Common alcohol levels at which individuals are considered legally impaired for golf range from 0.00% to 0.08%. the foremost common benchmarks round the world are 0.00%, also referred to as the intolerance , and 0.05%. The limit is that the highest within the Cayman Islands , standing at 0.1%. This doesn’t imply a better tolerance to drunk driving, so before hitting the road after a bottle of Jack Daniels, confine mind that the local police really do enforce the laws with frequent checks.

One person’s junk is another’s treasure.

The final thing i would like to speak about is SPAM emails.

Many websites will tell you something along the lines of: “Please, check your SPAM folder. the e-mail that we just sent you’ll find yourself there.”

Email providers increasingly use data processing algorithms to filter SPAM from what’s wanted. this is often a subject that deserves a piece of writing of its own. However, we are talking about things when emails get misplaced.

I was flabbergasted when, some weeks ago, I sent an email to my sister and her email provider marked it as SPAM! How dare they! the sole explanation I could come up with was that I used my personal mailbox to email my sister’s company email address. So, the algorithm saw no evidence that my email would be desired by my sister (maybe it knows something I don’t…). Therefore, it accepted the null hypothesis:

“This email is SPAM.”

If the algorithm rejects the null hypothesis, the e-mail goes through. A false positive would be mean your inbox having the odd email from Nigerian princes looking to marry you, or long-lost relatives posing for your bank details, in order that they can send you the massive inheritance from your great grandmother’s cousin’s step daughter’s cat.

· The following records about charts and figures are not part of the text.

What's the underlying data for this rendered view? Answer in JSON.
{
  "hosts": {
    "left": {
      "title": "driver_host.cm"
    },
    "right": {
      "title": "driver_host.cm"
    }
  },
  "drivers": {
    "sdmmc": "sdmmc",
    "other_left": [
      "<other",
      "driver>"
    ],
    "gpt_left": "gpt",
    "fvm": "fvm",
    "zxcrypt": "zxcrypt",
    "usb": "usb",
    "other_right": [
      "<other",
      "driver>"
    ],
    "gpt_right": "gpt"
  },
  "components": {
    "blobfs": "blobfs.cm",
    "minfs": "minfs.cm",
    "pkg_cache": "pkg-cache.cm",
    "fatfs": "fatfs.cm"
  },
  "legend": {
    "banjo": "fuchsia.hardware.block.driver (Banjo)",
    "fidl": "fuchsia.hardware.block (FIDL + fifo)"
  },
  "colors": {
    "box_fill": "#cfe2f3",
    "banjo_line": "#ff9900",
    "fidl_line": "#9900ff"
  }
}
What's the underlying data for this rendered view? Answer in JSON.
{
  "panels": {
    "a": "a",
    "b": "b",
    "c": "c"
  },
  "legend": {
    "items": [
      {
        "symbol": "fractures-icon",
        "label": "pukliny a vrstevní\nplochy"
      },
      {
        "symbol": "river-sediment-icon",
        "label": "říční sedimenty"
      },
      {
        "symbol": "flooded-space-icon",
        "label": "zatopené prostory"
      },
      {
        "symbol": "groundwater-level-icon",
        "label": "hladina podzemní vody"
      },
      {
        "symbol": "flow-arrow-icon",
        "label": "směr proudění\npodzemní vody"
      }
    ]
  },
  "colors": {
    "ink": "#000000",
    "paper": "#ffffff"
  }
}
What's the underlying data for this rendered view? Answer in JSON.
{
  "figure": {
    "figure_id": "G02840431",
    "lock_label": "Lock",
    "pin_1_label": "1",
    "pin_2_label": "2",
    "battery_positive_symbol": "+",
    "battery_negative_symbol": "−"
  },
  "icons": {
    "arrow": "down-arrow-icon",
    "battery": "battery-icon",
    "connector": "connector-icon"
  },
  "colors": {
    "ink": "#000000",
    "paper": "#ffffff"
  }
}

A false negative could alright be the larger problem. you’ll miss out on a call for participation for an interview or the vacation snaps from your sibling, simply because they’re lost within the copious amounts of SPAM — that you simply half-heartedly skim through before deleting.

This is right down to personal preference though, some people are so infuriated with a notification going off on their phone, only to ascertain a pointless email, that a few of misplaced personal emails are alittle price to pay.

Trivia:

Over 95% of the friend requests you forward Facebook are accepted, as you always reach bent people you recognize . this is often often not true for SPAM accounts and this is one among the ways Facebook detects them. However, recently bots adopted a technique where they pretend to be attractive females and specialise in male users as their victims. Because male users, on the average , accept these friend invitations, it takes for much longer to detect the bots.

These are few common samples of once you can have false positives and false negatives. As you’ll see, the error that’s preferable really depends on things itself, your personal preference or how the study has been designed (and that you simply can just change the hypothesis if need be). So, I hope you won’t follow the overall assumption that false positives end in bigger problems and are now better equipped to supply solid examples to back it up.